One infamous target of the online witch hunts is Sunil Tripathi, a Brown University student who went missing in March 2013 and was subsequently — and erroneously — targeted by Redditors who suspected him of involvement in the Boston Marathon bombing of April 15, 2013. His family, who’d been using social media to try and find him, were bombarded with messages comparing images of Tripathi to images of one of the alleged suspects.

Several people on Reddit posted side-by-side photos of Tripathi and the man who would later be identified Dzhokhar Tsarnaev (one of the actual perpetrators), insisting they were the same. The theory picked up steam and was soon repeated as truth across the internet — the New York Times has a thorough breakdown of the timeline. There was no actual evidence of Tripathi’s involvement — he was later discovered to have committed suicide. The page dedicated to finding him was closed by his family after they received countless threatening messages.

Charlottesville

The catastrophic protests in Charlottesville, Virginia also seems to have been a flash point for such vigilante mobs, and showed both what it looked like when they were right, and what it looked like when they were wrong. Multiple photos of the white supremacist protestors were published and widely disseminated. Several were accurately identified by intrepid internet detectives — to date, several of those outed by Twitter have admitted involvement while facing ostracism by family and employers.

The people who were misidentified had it even worse, as they had to go out of their way to prove that they weren’t present, and often that wasn’t enough for the mobs that had already been sicced on them.

YouTuber Joey Salads, for example, was incorrectly supposed to be at the rally after a photo surfaced of him standing in a crowd wearing a swastika armband. The photo was actually taken from a video Salads did months earlier in which he infiltrated a Trump rally as part of a “social experiment” while wearing the Nazi symbol. Salads was actually in Jamaica at the time of the Charlottesville protests, and posted a picture to prove it. The video title has since been altered to assure everyone it was not filmed in Charlottesville.

Sometimes photos from the actual rally were misinterpreted. University of Arkansas professor Kyle Quinn was wrongly identified as a bearded man who was photographed at the scene. At the time, he was home with his wife, but that didn’t stop infuriated and righteous internet denizens from going after him. The couple had to hide from multiple people who doxed them, harassed them via email, and tried to convince his employers (who defended him) to fire him.

Consequences

Participating in online hunts for evildoers might seem like pure good, but it leaves aside the consequences for the people who are identified. Internet mobs rarely, if ever, face consequences for the damage they cause — and perhaps they should, especially when the person being targeted was never guilty of anything.

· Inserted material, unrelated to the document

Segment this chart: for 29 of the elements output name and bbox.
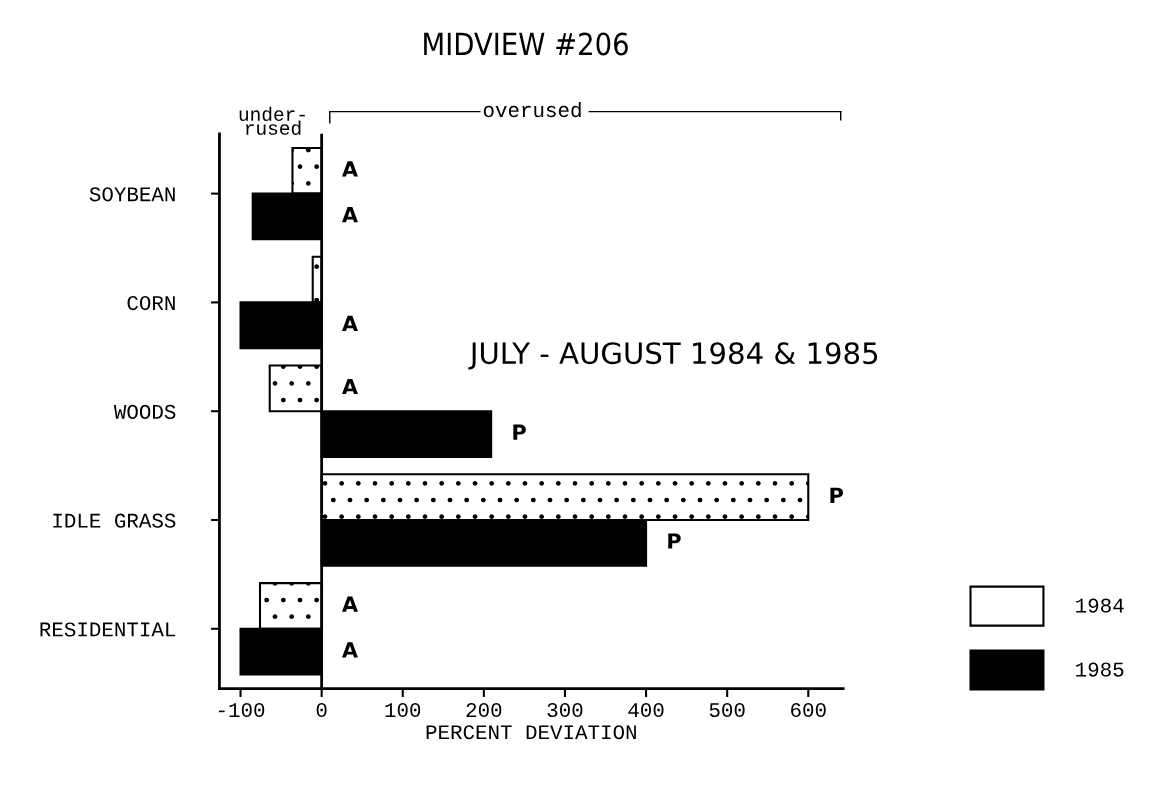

Professor Quinn, who would be in the best position to know, spoke to NPR about being in vigilante crosshairs:

It was awful and I understand that people want to be able to do something about it. I don’t know what the right way is, but I can tell you being on the receiving end, this is not the way to go about it.

There’s an old saying from a British jurist that goes, “The law holds it better that ten guilty persons escape, than that one innocent party suffer.” Is exposing or shaming ten naughty people on social media really worth it if it means that even once, the righteous mob made an innocent person’s life worse?